O embaixador da Somália na ONU, Abukar Dahir Osman, enfrenta escrutínio sobre seu papel passado como diretor-gerente e agente estatutário da Progressive Health Care Services Inc., uma empresa de saúde doméstica com sede em Cincinnati, de 2014 a 2019 - sobrepondo-se à sua nomeação como enviado da Somália para a ONU em 2017.
O momento levanta preocupações éticas enquanto a Somália se prepara para assumir a presidência do Conselho de Segurança da ONU em 1 de janeiro de 2026.
A empresa estava sob escrutínio federal em 2019, em meio a alegações de fraude Medicaid, parte de um padrão mais amplo de investigações de fraude envolvendo membros da diáspora somali em vários estados dos EUA.
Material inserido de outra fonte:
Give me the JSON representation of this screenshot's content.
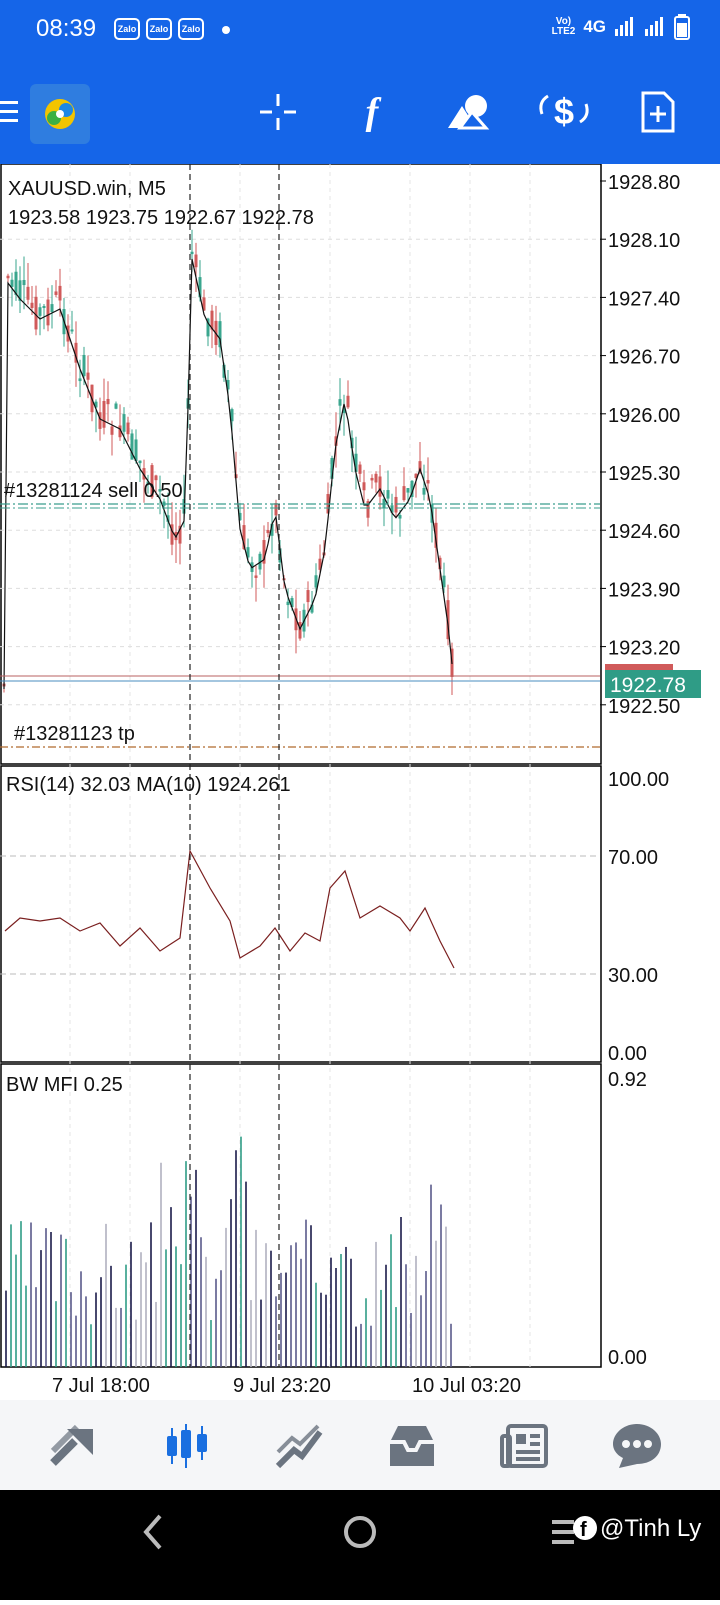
{
  "status_bar": {
    "time": "08:39",
    "notifications": [
      "Zalo",
      "Zalo",
      "Zalo"
    ],
    "network": "4G",
    "volte": "VoLTE2"
  },
  "toolbar": {
    "icons": [
      "menu-icon",
      "app-logo",
      "crosshair-icon",
      "indicators-icon",
      "objects-icon",
      "trade-icon",
      "new-order-icon"
    ]
  },
  "chart": {
    "symbol_label": "XAUUSD.win, M5",
    "ohlc_label": "1923.58 1923.75 1922.67 1922.78",
    "sell_order_label": "#13281124 sell 0.50",
    "tp_label": "#13281123 tp",
    "current_price": "1922.78",
    "price_ticks": [
      "1928.80",
      "1928.10",
      "1927.40",
      "1926.70",
      "1926.00",
      "1925.30",
      "1924.60",
      "1923.90",
      "1923.20",
      "1922.50"
    ],
    "rsi_label": "RSI(14) 32.03 MA(10) 1924.261",
    "rsi_ticks": [
      "100.00",
      "70.00",
      "30.00",
      "0.00"
    ],
    "mfi_label": "BW MFI 0.25",
    "mfi_ticks": [
      "0.92",
      "0.00"
    ],
    "time_labels": [
      "7 Jul 18:00",
      "9 Jul 23:20",
      "10 Jul 03:20"
    ]
  },
  "colors": {
    "brand": "#1565e8",
    "bull": "#3aa68e",
    "bear": "#d05a5a",
    "price_tag": "#2f9c86"
  },
  "bottom_nav": [
    "quotes-icon",
    "chart-icon",
    "trade-icon",
    "history-icon",
    "news-icon",
    "messages-icon"
  ],
  "watermark": "@Tinh Ly"
}
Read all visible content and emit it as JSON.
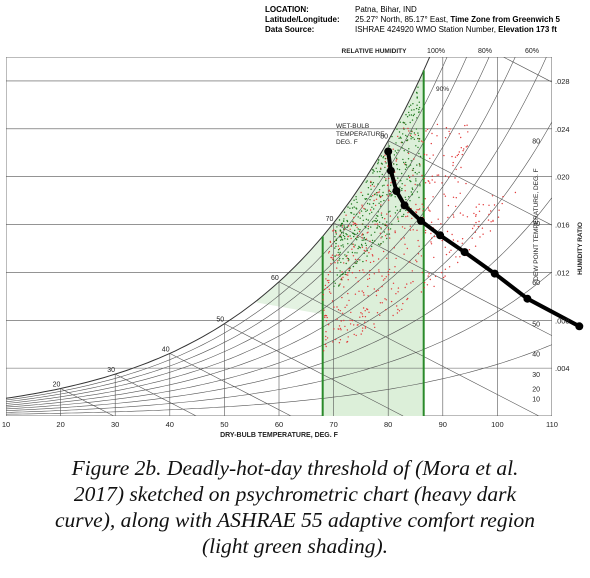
{
  "header": {
    "location_label": "LOCATION:",
    "location_value": "Patna, Bihar, IND",
    "latlon_label": "Latitude/Longitude:",
    "latlon_value_a": "25.27° North, 85.17° East, ",
    "latlon_value_b": "Time Zone from Greenwich 5",
    "source_label": "Data Source:",
    "source_value_a": "ISHRAE    424920 WMO Station Number, ",
    "source_value_b": "Elevation 173 ft"
  },
  "caption": {
    "lines": [
      "Figure 2b.  Deadly-hot-day threshold of (Mora et al.",
      "2017) sketched on psychrometric chart (heavy dark",
      "curve), along with ASHRAE 55 adaptive comfort region",
      "(light green shading)."
    ]
  },
  "chart_data": {
    "type": "scatter",
    "title": "",
    "xlabel": "DRY-BULB TEMPERATURE, DEG. F",
    "ylabel": "HUMIDITY RATIO",
    "xlim": [
      10,
      110
    ],
    "ylim": [
      0,
      0.03
    ],
    "x_ticks": [
      10,
      20,
      30,
      40,
      50,
      60,
      70,
      80,
      90,
      100,
      110
    ],
    "y_ticks": [
      0.004,
      0.008,
      0.012,
      0.016,
      0.02,
      0.024,
      0.028
    ],
    "y_tick_labels": [
      ".004",
      ".008",
      ".012",
      ".016",
      ".020",
      ".024",
      ".028"
    ],
    "relative_humidity_label": "RELATIVE HUMIDITY",
    "rh_top_labels": [
      "100%",
      "80%",
      "60%"
    ],
    "rh_inline_label": "90%",
    "wet_bulb_label": [
      "WET-BULB",
      "TEMPERATURE",
      "DEG. F"
    ],
    "wet_bulb_ticks": [
      20,
      30,
      40,
      50,
      60,
      70,
      80
    ],
    "dew_point_label": "DEW POINT TEMPERATURE, DEG. F",
    "dew_point_ticks": [
      10,
      20,
      30,
      40,
      50,
      60,
      70,
      80
    ],
    "comfort_region_vertical_lines_f": [
      68,
      86.5
    ],
    "deadly_threshold_curve": {
      "name": "Deadly-hot-day threshold",
      "points": [
        [
          80,
          0.0221
        ],
        [
          80.5,
          0.0205
        ],
        [
          81.5,
          0.0188
        ],
        [
          83,
          0.0176
        ],
        [
          86,
          0.0163
        ],
        [
          89.5,
          0.0151
        ],
        [
          94,
          0.0137
        ],
        [
          99.5,
          0.0119
        ],
        [
          105.5,
          0.0098
        ],
        [
          115,
          0.0075
        ]
      ]
    },
    "scatter_series": [
      {
        "color": "#e23a3a"
      },
      {
        "color": "#1f7a1f"
      }
    ],
    "colors": {
      "comfort_fill": "#dcefd9",
      "comfort_line": "#2a8a2a",
      "threshold_curve": "#000000",
      "grid": "#555555"
    },
    "legend": "none"
  }
}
Embora nenhuma acusação tenha sido apresentada contra Osman, seus papéis duplos e reivindicações não verificadas sobre os laços com as operações de saúde dos EUA alimentaram questões sobre conflitos de interesse e transparência durante uma transição internacional de alto perfil.
Somalia’s UN envoy faces ethics questions over his 2014–2019 role at a U.S. healthcare firm under federal fraud scrutiny, as Somalia takes UN Security Council presidency in 2026.